Bear Grylls urges schools to reward 'resilient' children alongside 'cleverest and most sporty'

Bear Grylls has criticised schools for rewarding the cleverest and most sporty children rather than the most resilient.

The adventurer urged pupils to ask their teachers to create an award for children who keep trying despite setbacks, in a bid to encourage resilience.

Mr Grylls, who is Chief Scout and a former SAS soldier, said the world is full of talented people who achieve very little because they lack the fight to win in the battles of life.

He added: “Time after time I have seen less talented yet highly resilient people triumph.”

Writing in a new book on mental resilience for children, Grylls said: “I’ve noticed that schools don’t tend to reward resilience. So often, they love to reward the cleverest and the most sporty.

“The mistake here is that it teaches young people that gritty effort, and getting back up after repeated failures, isn’t what matters, it is natural talent that counts the most. We all know this simply isn’t true.”

He added: “Does your school reward the people who keep trying, keep going, keep getting back up? If not, perhaps speak to your teacher about creating an award for this.”

Grit and resilience have become popular concepts in education in recent years. Ofsted inspectors now look for evidence of how schools contribute to pupils’ broader development, including their character and resilience, when they visit schools.

Grylls wrote the book, Mind Fuel for Young Explorers, to help children cope with challenging times as well as life’s everyday ups and downs.

He said: “I have learnt that the greatest power we have available to us is how we respond to what happens to us.”

In it he also urges children not to “man-up”, but to be vulnerable and cry instead. He said: “Sharing tears takes courage. Vulnerability always does.

“Yet it is still common to hear phrases like ‘men don’t cry’ or ‘come on, toughen up.’

“Hiding tears is a bit like hiding an SOS sign. You are avoiding rescue. I have shared tears with some of the toughest soldiers in the world, crying doesn’t make you weak, it’s a sign of great trust and intimacy.”

He also revealed that the “worst sinking feeling” he has ever felt was failing his first SAS selection, and called on children not to give up after setbacks.

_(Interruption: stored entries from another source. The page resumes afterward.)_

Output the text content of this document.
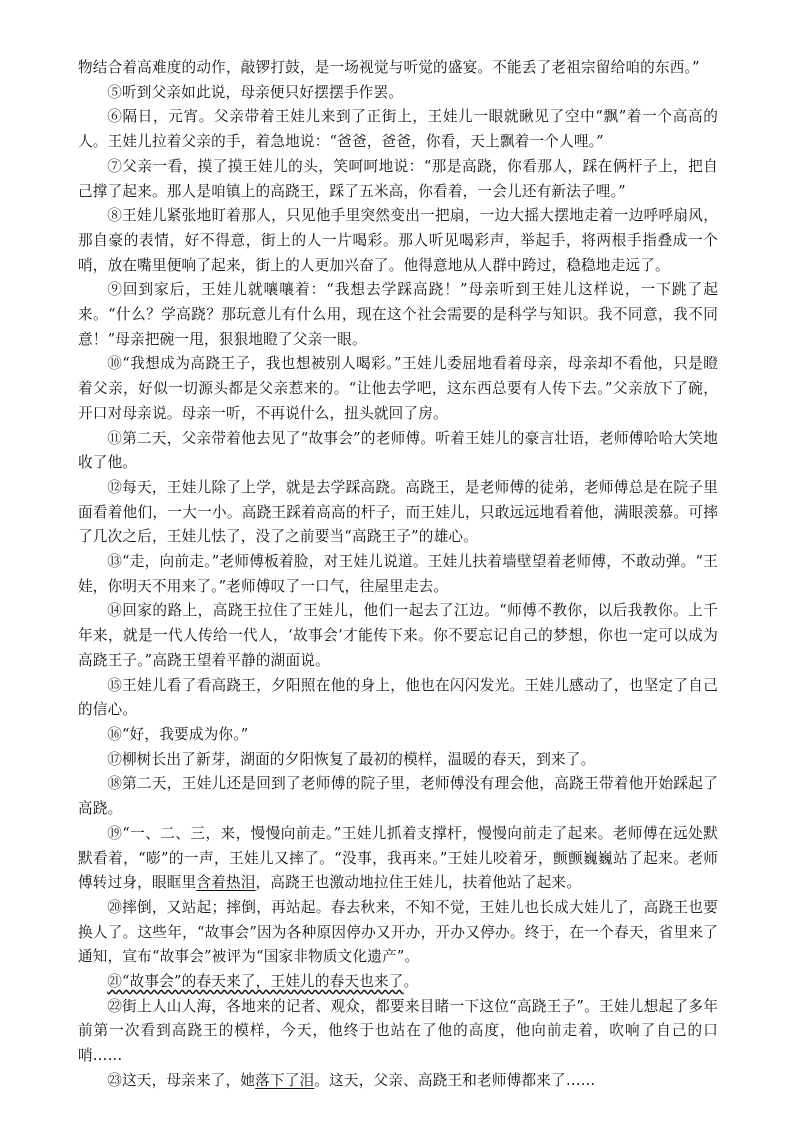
物结合着高难度的动作，敲锣打鼓，是一场视觉与听觉的盛宴。不能丢了老祖宗留给咱的东西。”

⑤听到父亲如此说，母亲便只好摆摆手作罢。

⑥隔日，元宵。父亲带着王娃儿来到了正街上，王娃儿一眼就瞅见了空中“飘”着一个高高的人。王娃儿拉着父亲的手，着急地说：“爸爸，爸爸，你看，天上飘着一个人哩。”

⑦父亲一看，摸了摸王娃儿的头，笑呵呵地说：“那是高跷，你看那人，踩在俩杆子上，把自己撑了起来。那人是咱镇上的高跷王，踩了五米高，你看着，一会儿还有新法子哩。”

⑧王娃儿紧张地盯着那人，只见他手里突然变出一把扇，一边大摇大摆地走着一边呼呼扇风，那自豪的表情，好不得意，街上的人一片喝彩。那人听见喝彩声，举起手，将两根手指叠成一个哨，放在嘴里便响了起来，街上的人更加兴奋了。他得意地从人群中跨过，稳稳地走远了。

⑨回到家后，王娃儿就嚷嚷着：“我想去学踩高跷！”母亲听到王娃儿这样说，一下跳了起来。“什么？学高跷？那玩意儿有什么用，现在这个社会需要的是科学与知识。我不同意，我不同意！”母亲把碗一甩，狠狠地瞪了父亲一眼。

⑩“我想成为高跷王子，我也想被别人喝彩。”王娃儿委屈地看着母亲，母亲却不看他，只是瞪着父亲，好似一切源头都是父亲惹来的。“让他去学吧，这东西总要有人传下去。”父亲放下了碗，开口对母亲说。母亲一听，不再说什么，扭头就回了房。

⑪第二天，父亲带着他去见了“故事会”的老师傅。听着王娃儿的豪言壮语，老师傅哈哈大笑地收了他。

⑫每天，王娃儿除了上学，就是去学踩高跷。高跷王，是老师傅的徒弟，老师傅总是在院子里面看着他们，一大一小。高跷王踩着高高的杆子，而王娃儿，只敢远远地看着他，满眼羡慕。可摔了几次之后，王娃儿怯了，没了之前要当“高跷王子”的雄心。

⑬“走，向前走。”老师傅板着脸，对王娃儿说道。王娃儿扶着墙壁望着老师傅，不敢动弹。“王娃，你明天不用来了。”老师傅叹了一口气，往屋里走去。

⑭回家的路上，高跷王拉住了王娃儿，他们一起去了江边。“师傅不教你，以后我教你。上千年来，就是一代人传给一代人，‘故事会’才能传下来。你不要忘记自己的梦想，你也一定可以成为高跷王子。”高跷王望着平静的湖面说。

⑮王娃儿看了看高跷王，夕阳照在他的身上，他也在闪闪发光。王娃儿感动了，也坚定了自己的信心。

⑯“好，我要成为你。”

⑰柳树长出了新芽，湖面的夕阳恢复了最初的模样，温暖的春天，到来了。

⑱第二天，王娃儿还是回到了老师傅的院子里，老师傅没有理会他，高跷王带着他开始踩起了高跷。

⑲“一、二、三，来，慢慢向前走。”王娃儿抓着支撑杆，慢慢向前走了起来。老师傅在远处默默看着，“嘭”的一声，王娃儿又摔了。“没事，我再来。”王娃儿咬着牙，颤颤巍巍站了起来。老师傅转过身，眼眶里含着热泪，高跷王也激动地拉住王娃儿，扶着他站了起来。

⑳摔倒，又站起；摔倒，再站起。春去秋来，不知不觉，王娃儿也长成大娃儿了，高跷王也要换人了。这些年，“故事会”因为各种原因停办又开办，开办又停办。终于，在一个春天，省里来了通知，宣布“故事会”被评为“国家非物质文化遗产”。

㉑“故事会”的春天来了，王娃儿的春天也来了。

㉒街上人山人海，各地来的记者、观众，都要来目睹一下这位“高跷王子”。王娃儿想起了多年前第一次看到高跷王的模样，今天，他终于也站在了他的高度，他向前走着，吹响了自己的口哨……

㉓这天，母亲来了，她落下了泪。这天，父亲、高跷王和老师傅都来了……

He advised children against ‘all or nothing thinking’, saying: “The worst sinking feeling I have ever felt was being ‘Returned To Unit’ after four months of hard, cold, gruelling SAS selection.

“Everything I had worked for, all that sweat and effort and pain, for nothing. But one small ember of hope remained: I was invited back to try again.”

He called on young people to find a mentor and to stand up against peer pressure, revealing that he finally decided not to worry about fitting in at the age of 15.

He said he felt the pressure to go along with other people when he moved school, but added: “I knew that my character wasn’t totally normal and that I liked many alternative things like climbing over football.

“It took me a while to find the confidence to follow my own path and to worry less about fitting in, but finally, at about the age of 15, I decided to run in my own lane, and do what I wanted to do.”